У голландца были соломенные волосы и синие, как у щенков, глаза. Вместо того чтобы носить прохладную просторную рубаху, он был затянут в тесную бархатную куртку, синие короткие штаны, пузырями вздувавшиеся над коленями, будто ягодицы у него были и спереди, и сзади. Икры обтягивали белые чулки, жаркие даже на взгляд. Когда он поднимал руку, я видела белые круги под мышками, выеденные потом.
— Великая честь моему дому принимать такого гостя, — говорил ему Гостахам.
— Для меня честь еще больше, — отвечал голландец на беглом фарси. Словно ребенок, он с трудом произносил «кх» и «гх», но в остальном его было очень легко понимать.
— Мы нечасто видим чужеземцев вроде вас, — продолжал Гостахам.
— Потому что путь сюда долог и труден, — отвечал голландец. — Многие из моих товарищей погибли по дороге сюда. Но мы чрезвычайно благодарны вашему высокородному шаху Аббасу за то, что он так великодушно открыл свою страну для торговли. Ваш шелк намного дешевле, чем китайский, и так же хорош.
Гостахам улыбнулся:
— Это наш самый знаменитый товар. Каждая семья, которая может, заводит сарай для шелковичных червей.
Гостахам и сам имел такой неподалеку от дома. Мне нравилось бывать там, в полутьме и прохладе, и гладить мягкие белые коконы, которые становились чуть круглее каждый день.
— Шелк помогает создавать самые прекрасные ковры, какие я когда-либо видел, — сказал голландец, которому явно не терпелось вернуть разговор к делу.
— Верно, — согласился Гостахам, но он не был готов к этому. Опять сменив тему на более простую, он сказал: — Я полагаю, вы добирались сюда больше года и, наверное, соскучились по семье.
— Очень, — признался голландец, тяжело вздохнув.
Мне ужасно хотелось услышать что-нибудь о его жене, однако он не продолжил беседы.
— Очень признателен за интерес к моей семье, — сказал он, — но хотелось бы сегодня поговорить о коврах и возможности приобрести их у великого мастера, такого как вы.
Я окаменела в своем тайнике. Этот голландец совсем не умел себя вести! Так грубо начинать разговор о делах сразу! Можно было точно сказать, что Гостахам оскорблен, по тому, как он молча поглядел в сторону. Парвиз напрягся: он явно был поражен гостем.
Лоб голландца пошел глубокими складками, как будто он понял, что совершил ошибку. На счастье, тяжелый момент был прерван Таги, который вошел в комнату, неся кувшины с вишневым шербетом. В моем углу было душно, и вкус кислого напитка представился с собой остротой.
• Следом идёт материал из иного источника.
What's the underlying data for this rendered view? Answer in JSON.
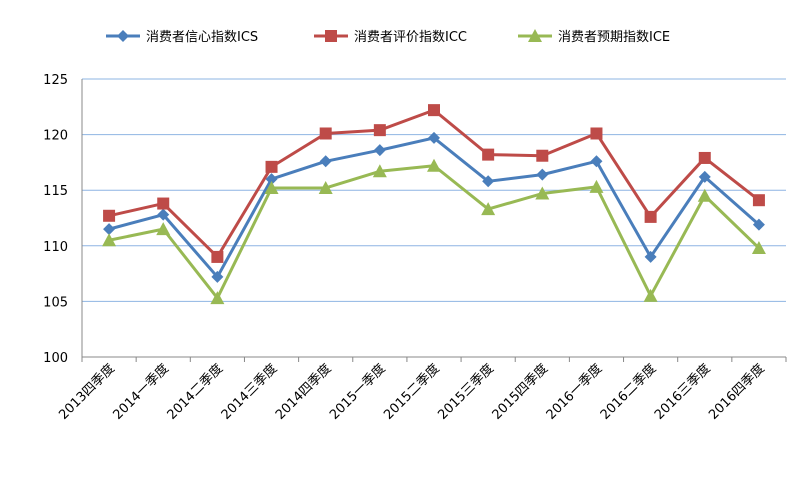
{
  "chart_data": {
    "type": "line",
    "title": "",
    "xlabel": "",
    "ylabel": "",
    "ylim": [
      100,
      125
    ],
    "yticks": [
      100,
      105,
      110,
      115,
      120,
      125
    ],
    "grid": true,
    "legend_position": "top",
    "categories": [
      "2013四季度",
      "2014一季度",
      "2014二季度",
      "2014三季度",
      "2014四季度",
      "2015一季度",
      "2015二季度",
      "2015三季度",
      "2015四季度",
      "2016一季度",
      "2016二季度",
      "2016三季度",
      "2016四季度"
    ],
    "series": [
      {
        "name": "消费者信心指数ICS",
        "color": "#4a7ebb",
        "marker": "diamond",
        "values": [
          111.5,
          112.8,
          107.2,
          116.0,
          117.6,
          118.6,
          119.7,
          115.8,
          116.4,
          117.6,
          109.0,
          116.2,
          111.9
        ]
      },
      {
        "name": "消费者评价指数ICC",
        "color": "#be4b48",
        "marker": "square",
        "values": [
          112.7,
          113.8,
          109.0,
          117.1,
          120.1,
          120.4,
          122.2,
          118.2,
          118.1,
          120.1,
          112.6,
          117.9,
          114.1
        ]
      },
      {
        "name": "消费者预期指数ICE",
        "color": "#98b954",
        "marker": "triangle",
        "values": [
          110.5,
          111.5,
          105.3,
          115.2,
          115.2,
          116.7,
          117.2,
          113.3,
          114.7,
          115.3,
          105.5,
          114.5,
          109.8
        ]
      }
    ]
  }
}
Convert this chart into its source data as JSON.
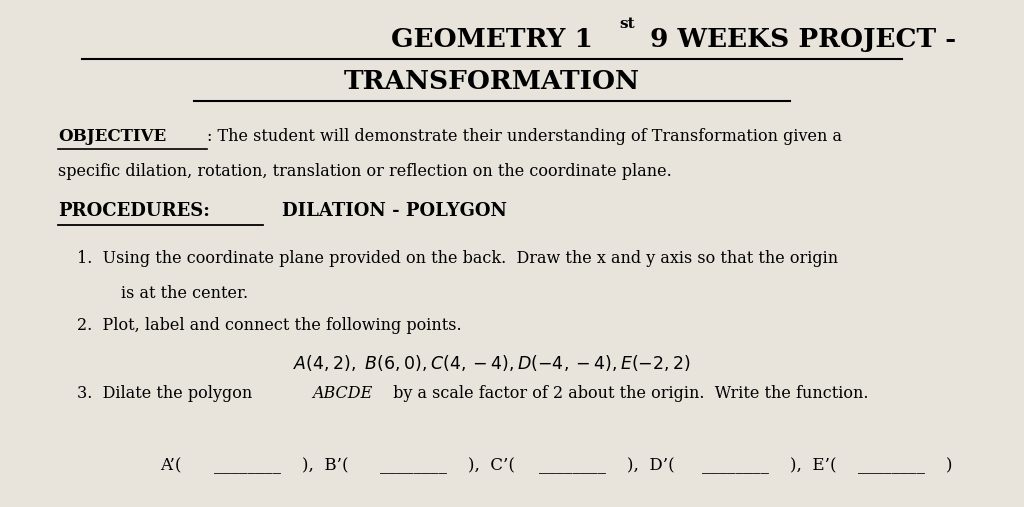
{
  "bg_color": "#e8e4dc",
  "title_line1_a": "GEOMETRY 1",
  "title_superscript": "st",
  "title_line1_b": " 9 WEEKS PROJECT -",
  "title_line2": "TRANSFORMATION",
  "objective_label": "OBJECTIVE",
  "objective_colon_text": ": The student will demonstrate their understanding of Transformation given a",
  "objective_line2": "specific dilation, rotation, translation or reflection on the coordinate plane.",
  "procedures_label": "PROCEDURES:",
  "procedures_text": "DILATION - POLYGON",
  "item1_a": "1.  Using the coordinate plane provided on the back.  Draw the x and y axis so that the origin",
  "item1_b": "is at the center.",
  "item2_a": "2.  Plot, label and connect the following points.",
  "item2_points": "A(4,2),  B(6,0), C(4,−4), D(−4,−4), E(−2,2)",
  "item3_pre": "3.  Dilate the polygon ",
  "item3_italic": "ABCDE",
  "item3_post": " by a scale factor of 2 about the origin.  Write the function.",
  "bottom_a": "A’(",
  "bottom_b": "),  B’(",
  "bottom_c": "),  C’(",
  "bottom_d": "),  D’(",
  "bottom_e": "),  E’(",
  "bottom_f": ")"
}
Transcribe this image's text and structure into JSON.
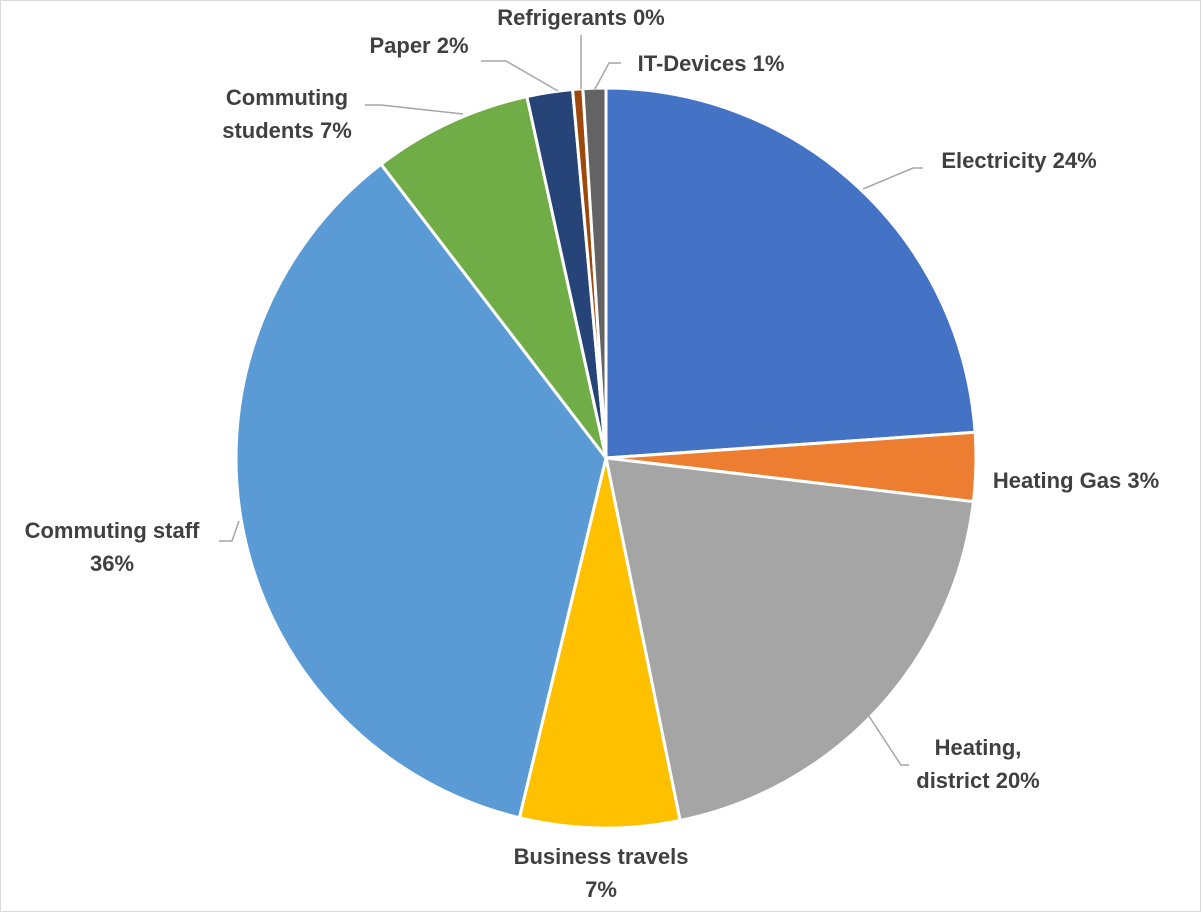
{
  "chart_data": {
    "type": "pie",
    "slices": [
      {
        "key": "electricity",
        "label": "Electricity",
        "value": 24,
        "color": "#4472C4",
        "label_lines": [
          "Electricity 24%"
        ]
      },
      {
        "key": "heating-gas",
        "label": "Heating Gas",
        "value": 3,
        "color": "#ED7D31",
        "label_lines": [
          "Heating Gas 3%"
        ]
      },
      {
        "key": "heating-district",
        "label": "Heating, district",
        "value": 20,
        "color": "#A5A5A5",
        "label_lines": [
          "Heating,",
          "district 20%"
        ]
      },
      {
        "key": "business-travels",
        "label": "Business travels",
        "value": 7,
        "color": "#FFC000",
        "label_lines": [
          "Business travels",
          "7%"
        ]
      },
      {
        "key": "commuting-staff",
        "label": "Commuting staff",
        "value": 36,
        "color": "#5B9BD5",
        "label_lines": [
          "Commuting staff",
          "36%"
        ]
      },
      {
        "key": "commuting-students",
        "label": "Commuting students",
        "value": 7,
        "color": "#70AD47",
        "label_lines": [
          "Commuting",
          "students 7%"
        ]
      },
      {
        "key": "paper",
        "label": "Paper",
        "value": 2,
        "color": "#264478",
        "label_lines": [
          "Paper 2%"
        ]
      },
      {
        "key": "refrigerants",
        "label": "Refrigerants",
        "value": 0,
        "color": "#9E480E",
        "label_lines": [
          "Refrigerants 0%"
        ]
      },
      {
        "key": "it-devices",
        "label": "IT-Devices",
        "value": 1,
        "color": "#636363",
        "label_lines": [
          "IT-Devices 1%"
        ]
      }
    ]
  }
}
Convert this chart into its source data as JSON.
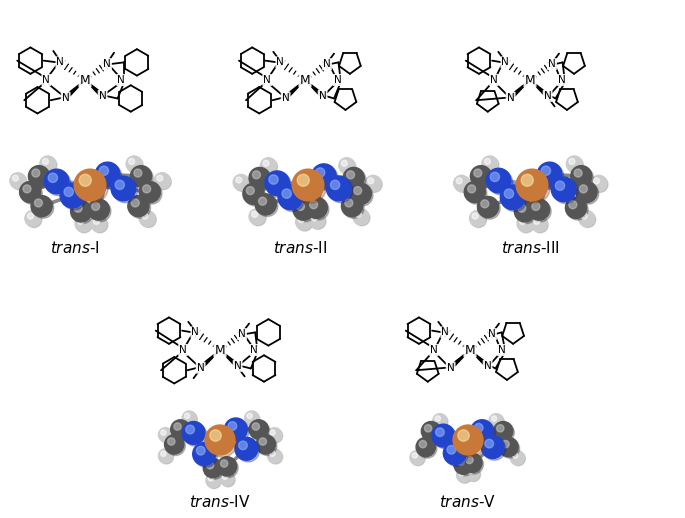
{
  "labels": [
    "trans-I",
    "trans-II",
    "trans-III",
    "trans-IV",
    "trans-V"
  ],
  "colors": {
    "metal": "#c8793a",
    "nitrogen": "#2244cc",
    "carbon": "#555555",
    "hydrogen": "#cccccc",
    "bond_color": "#8899cc",
    "cn_bond": "#888888",
    "h_bond": "#aaaaaa",
    "black": "#000000",
    "white": "#ffffff"
  },
  "figsize": [
    6.85,
    5.18
  ],
  "dpi": 100
}
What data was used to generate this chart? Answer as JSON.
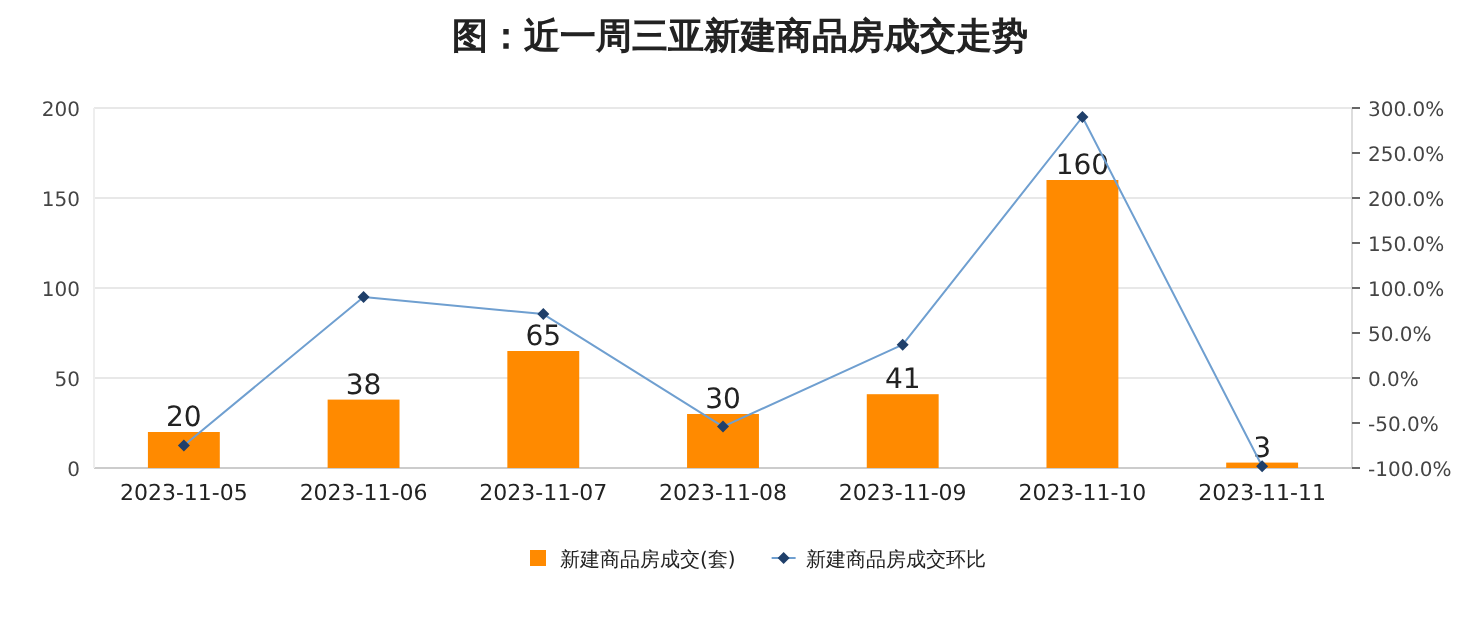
{
  "chart_data": {
    "type": "bar",
    "title": "图：近一周三亚新建商品房成交走势",
    "categories": [
      "2023-11-05",
      "2023-11-06",
      "2023-11-07",
      "2023-11-08",
      "2023-11-09",
      "2023-11-10",
      "2023-11-11"
    ],
    "series": [
      {
        "name": "新建商品房成交(套)",
        "color": "#ff8a00",
        "values": [
          20,
          38,
          65,
          30,
          41,
          160,
          3
        ],
        "value_labels": [
          "20",
          "38",
          "65",
          "30",
          "41",
          "160",
          "3"
        ]
      },
      {
        "name": "新建商品房成交环比",
        "type": "line",
        "axis": "y2",
        "color": "#6f9fd0",
        "marker": "diamond",
        "values": [
          -75,
          90,
          71,
          -54,
          37,
          290,
          -98
        ]
      }
    ],
    "ylim": [
      0,
      200
    ],
    "yticks": [
      0,
      50,
      100,
      150,
      200
    ],
    "y2lim": [
      -100,
      300
    ],
    "y2ticks": [
      {
        "value": -100,
        "label": "-100.0%"
      },
      {
        "value": -50,
        "label": "-50.0%"
      },
      {
        "value": 0,
        "label": "0.0%"
      },
      {
        "value": 50,
        "label": "50.0%"
      },
      {
        "value": 100,
        "label": "100.0%"
      },
      {
        "value": 150,
        "label": "150.0%"
      },
      {
        "value": 200,
        "label": "200.0%"
      },
      {
        "value": 250,
        "label": "250.0%"
      },
      {
        "value": 300,
        "label": "300.0%"
      }
    ],
    "grid": "y",
    "legend": "bottom"
  }
}
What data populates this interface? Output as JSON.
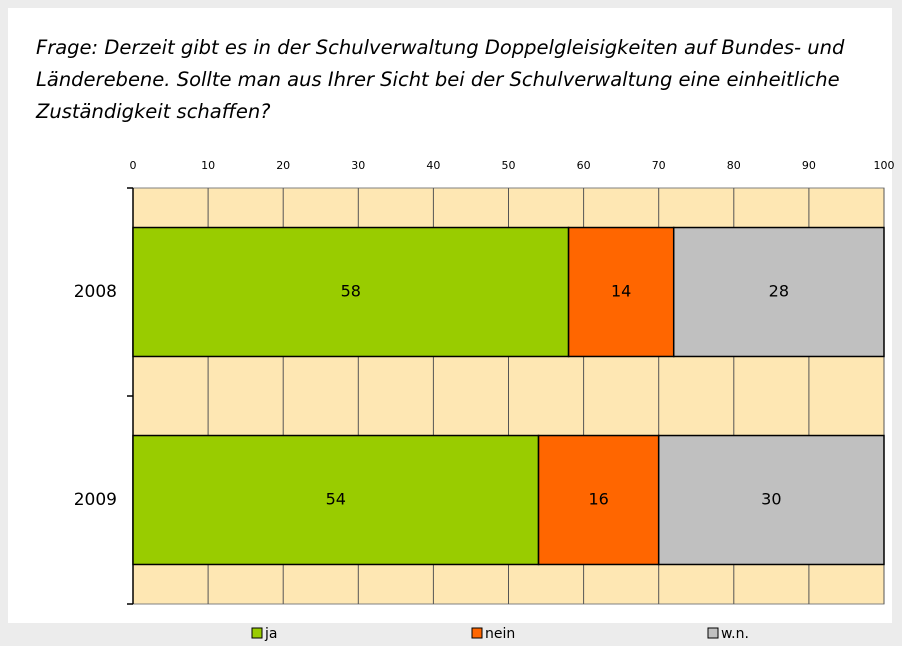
{
  "chart_data": {
    "type": "stacked-barh",
    "title": "Frage: Derzeit gibt es in der Schulverwaltung Doppelgleisigkeiten auf Bundes- und Länderebene. Sollte man aus Ihrer Sicht bei der Schulverwaltung eine einheitliche Zuständigkeit schaffen?",
    "categories": [
      "2008",
      "2009"
    ],
    "series": [
      {
        "name": "ja",
        "color": "#99cc00",
        "values": [
          58,
          54
        ]
      },
      {
        "name": "nein",
        "color": "#ff6600",
        "values": [
          14,
          16
        ]
      },
      {
        "name": "w.n.",
        "color": "#c0c0c0",
        "values": [
          28,
          30
        ]
      }
    ],
    "xlim": [
      0,
      100
    ],
    "xticks": [
      0,
      10,
      20,
      30,
      40,
      50,
      60,
      70,
      80,
      90,
      100
    ],
    "grid": true,
    "plot_background": "#fee7b3",
    "legend": "bottom"
  }
}
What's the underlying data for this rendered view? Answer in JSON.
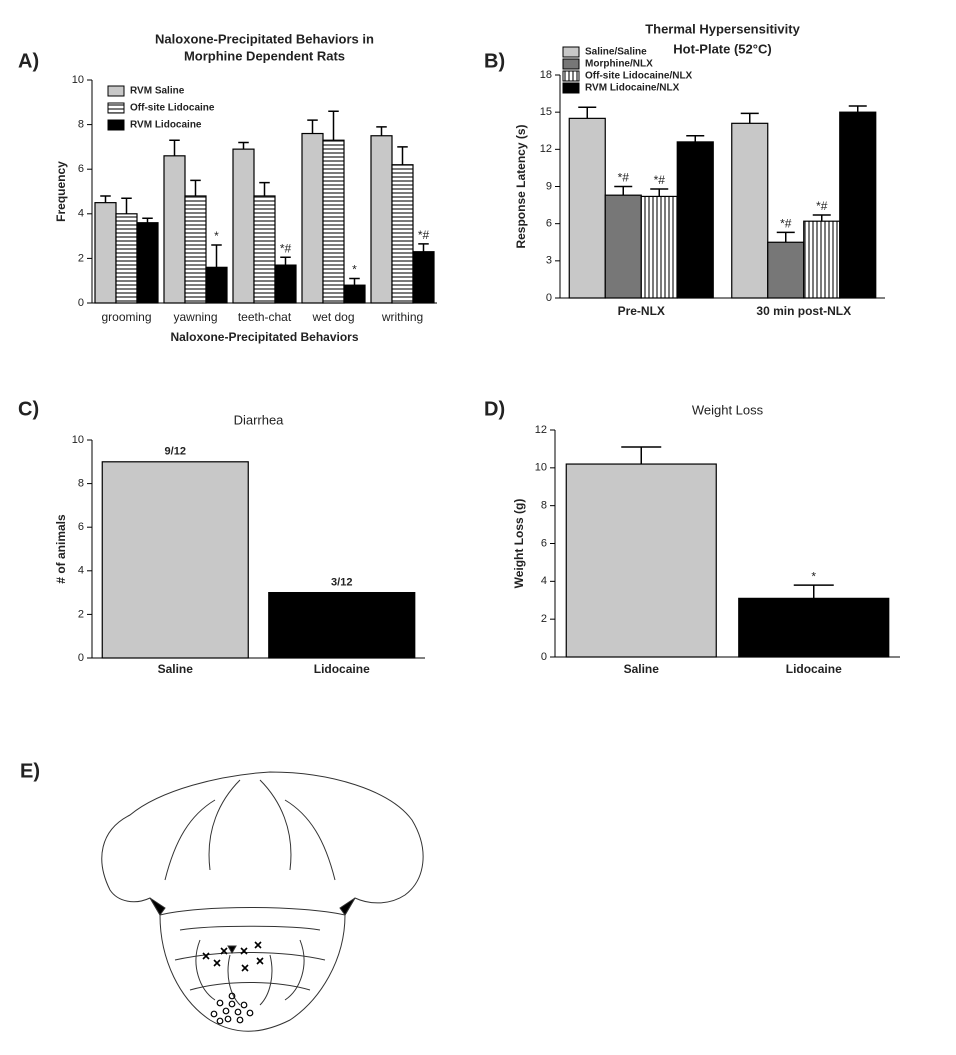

— Пожалуйста, расскажите нам о вашей стране, — сказал Гостахам, демонстрируя безупречную вежливость хозяина. — Мы столько слышали о ее красотах.
Голландец сделал большой глоток шербета и откинулся на подушки.
— Ах, — сказал он, — моя страна — страна рек. Не нужно возить с собой воду, как здесь.
Парвиз впервые заговорил.
— Ваша страна, должно быть, очень зеленая, как изумруд, — сказал он. Он обучался на казначея, но любил воображать себя поэтом.
— Зеленая повсюду, — подтвердил торговец. — Когда наступает весна, зелень такая яркая, что больно глядеть, и почти каждый день идет дождь.
Парвиз снова вздохнул, без сомнения подумав о таком количестве воды, и его длинные, как у женщины, ресницы затрепетали. Не думаю, чтобы голландец заметил это.
— Коровы у нас жиреют на густой зеленой траве, а сыроварни делают вкуснейший сыр. Мы выращиваем красные и желтые тюльпаны, которым для роста нужно много воды. Мы водное государство, поэтому мы также мореплаватели. У нас есть пословица: «Никогда не поворачивайся спиной к морю». Нам все время приходится искать способы укрощать его.
— У вас глаза синие, — сказал Парвиз, — как вода.
Я тихонечко хихикнула. Подозреваю, что Парвиз воображал, как присоединится к этому человеку, может быть в качестве спутника, и его поэтический дар будет вдохновляться картинами чужих стран.